Sınırlarımızı başkalarına nasıl gösterebiliriz:
  1. Ne istediğimizi, neye inandığımızı vb. ifade etmek için konuşmayı (dil) kullanmak.
  2. Kendiniz hakkındaki gerçeğin yardımıyla (yalan, sınırlarınızı gerçekte olduğundan farklı bir yerde gösterir)
  3. Sıra yardımı ile (söylendi - yapıldı)
  4. Duygusal bir mesafe oluşturarak (bir kişi sınırlarınızı ihlal ederse, onunla yakın iletişimden ve işlerine karışmaktan uzaklaşın)
  5. İletişim zaman dilimleri oluşturarak (kiminle ne zaman ve ne kadar iletişim kuracağınıza siz karar verirsiniz)

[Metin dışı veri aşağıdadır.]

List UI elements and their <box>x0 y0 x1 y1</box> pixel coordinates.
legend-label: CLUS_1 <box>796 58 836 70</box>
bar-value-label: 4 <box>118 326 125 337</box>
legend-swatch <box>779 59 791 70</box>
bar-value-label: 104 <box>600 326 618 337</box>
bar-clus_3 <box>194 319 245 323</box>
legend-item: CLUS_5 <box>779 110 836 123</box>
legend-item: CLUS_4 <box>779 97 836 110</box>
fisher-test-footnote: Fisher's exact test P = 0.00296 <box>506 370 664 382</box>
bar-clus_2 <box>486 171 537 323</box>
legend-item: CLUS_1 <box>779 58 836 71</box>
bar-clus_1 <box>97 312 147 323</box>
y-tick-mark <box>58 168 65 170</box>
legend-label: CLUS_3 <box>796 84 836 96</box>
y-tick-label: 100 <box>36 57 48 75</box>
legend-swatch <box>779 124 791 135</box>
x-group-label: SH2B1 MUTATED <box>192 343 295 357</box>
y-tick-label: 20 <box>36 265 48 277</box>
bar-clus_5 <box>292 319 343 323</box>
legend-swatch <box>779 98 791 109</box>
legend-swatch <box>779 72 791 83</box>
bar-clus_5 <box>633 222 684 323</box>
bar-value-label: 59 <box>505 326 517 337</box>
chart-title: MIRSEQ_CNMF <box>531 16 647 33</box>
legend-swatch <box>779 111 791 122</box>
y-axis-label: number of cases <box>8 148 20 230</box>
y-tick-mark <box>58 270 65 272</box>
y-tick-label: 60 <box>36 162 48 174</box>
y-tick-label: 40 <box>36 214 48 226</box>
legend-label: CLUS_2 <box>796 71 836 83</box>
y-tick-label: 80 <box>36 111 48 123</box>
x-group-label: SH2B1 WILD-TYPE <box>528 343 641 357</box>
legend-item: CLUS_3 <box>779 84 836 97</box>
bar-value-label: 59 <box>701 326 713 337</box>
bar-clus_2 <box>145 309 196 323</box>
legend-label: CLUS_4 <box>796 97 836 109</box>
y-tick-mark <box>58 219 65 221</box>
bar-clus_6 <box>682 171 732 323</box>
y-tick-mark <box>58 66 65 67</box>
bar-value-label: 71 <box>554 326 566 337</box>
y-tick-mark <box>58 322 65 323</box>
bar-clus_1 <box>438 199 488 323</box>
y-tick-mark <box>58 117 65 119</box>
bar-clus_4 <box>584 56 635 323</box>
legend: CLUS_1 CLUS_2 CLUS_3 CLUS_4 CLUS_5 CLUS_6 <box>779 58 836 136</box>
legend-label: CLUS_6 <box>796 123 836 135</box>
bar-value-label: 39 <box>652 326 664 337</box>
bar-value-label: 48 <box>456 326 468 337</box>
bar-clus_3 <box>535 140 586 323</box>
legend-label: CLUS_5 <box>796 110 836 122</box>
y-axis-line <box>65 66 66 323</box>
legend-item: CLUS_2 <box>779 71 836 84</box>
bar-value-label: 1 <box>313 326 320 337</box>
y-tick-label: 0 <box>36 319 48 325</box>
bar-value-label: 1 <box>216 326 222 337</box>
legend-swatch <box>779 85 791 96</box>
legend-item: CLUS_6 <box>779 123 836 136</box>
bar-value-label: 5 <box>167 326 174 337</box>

Sınırların nasıl çalıştığını açıklayan birkaç yasa:
  1. Kanun "Ne ekersen onu biçersin." Size kötü davranan biriyle iletişim kurmama veya iletişimi sınırlama hakkını saklı tutarsınız.
  2. Sorumluluk kanunu. Sınırlarınız, duygularınız, düşünceleriniz, arzularınız, özlemleriniz içinde olan her şey sizin kişisel sorumluluğunuzdadır. Bundan başka kimse sorumlu değildir.
  3. Güç yasası, sınırlarınız içindeki sorunları fark etme gücünü bulmak ve onları buldukça düzeltmektir.
  4. Saygı yasası, diğer insanların sınırlarına nüfuz etmez. Başkalarına girmeyi reddederseniz, insanlar daha az araya girer.
  5. Yanlış motivasyon yasası - psişenin sınırlar oluşturmamak için yanlış nedenler bulabileceğinin farkında olmak gerekir. İnsanlara hayır dersem, benimle iletişim kurmazlar. Benim hakkımda kötü düşünecekler.
  6. Proaktiflik yasası - yeni belirlenmiş sınırlara sahip insanlar genellikle aşar. Fikrini ifade etmeye başlarlar, agresif, iddialı davranabilirler. Bu dönem sınırlar güçlendikten ve kişi içinde kendini güvende hissettikten sonra geriler.
  7. Kıskançlık yasası - bir kişi başkalarına nasıl başarılı olduklarına ve nasıl iyi olduklarına baktığında, sınırlarını çok ileri koyar, ulaşılmaz için çabalar. Sonuç olarak, kişiliği tüm alanı dolduramaz ve kişi kendi içinde tüm duyguların ve enerjinin uçup gittiği bir kara delik hisseder.
  8. Faaliyet yasası - sağlıklı sınırları korumak ve geliştirmek için, bazıları sosyal aktivite ve kendin üzerinde çalış. Dikkatsizce terk edilen sınırlar yeniden solmaya ve başkaları tarafından kırılmaya başlar.
  9. Gösteri yasası - başkalarına sınırlarınızı göstererek, çevrenizdeki diğerlerine de gösterirsiniz ve ihmal yoluyla bölgenize kazara baskın yapma olasılığını azaltırsınız.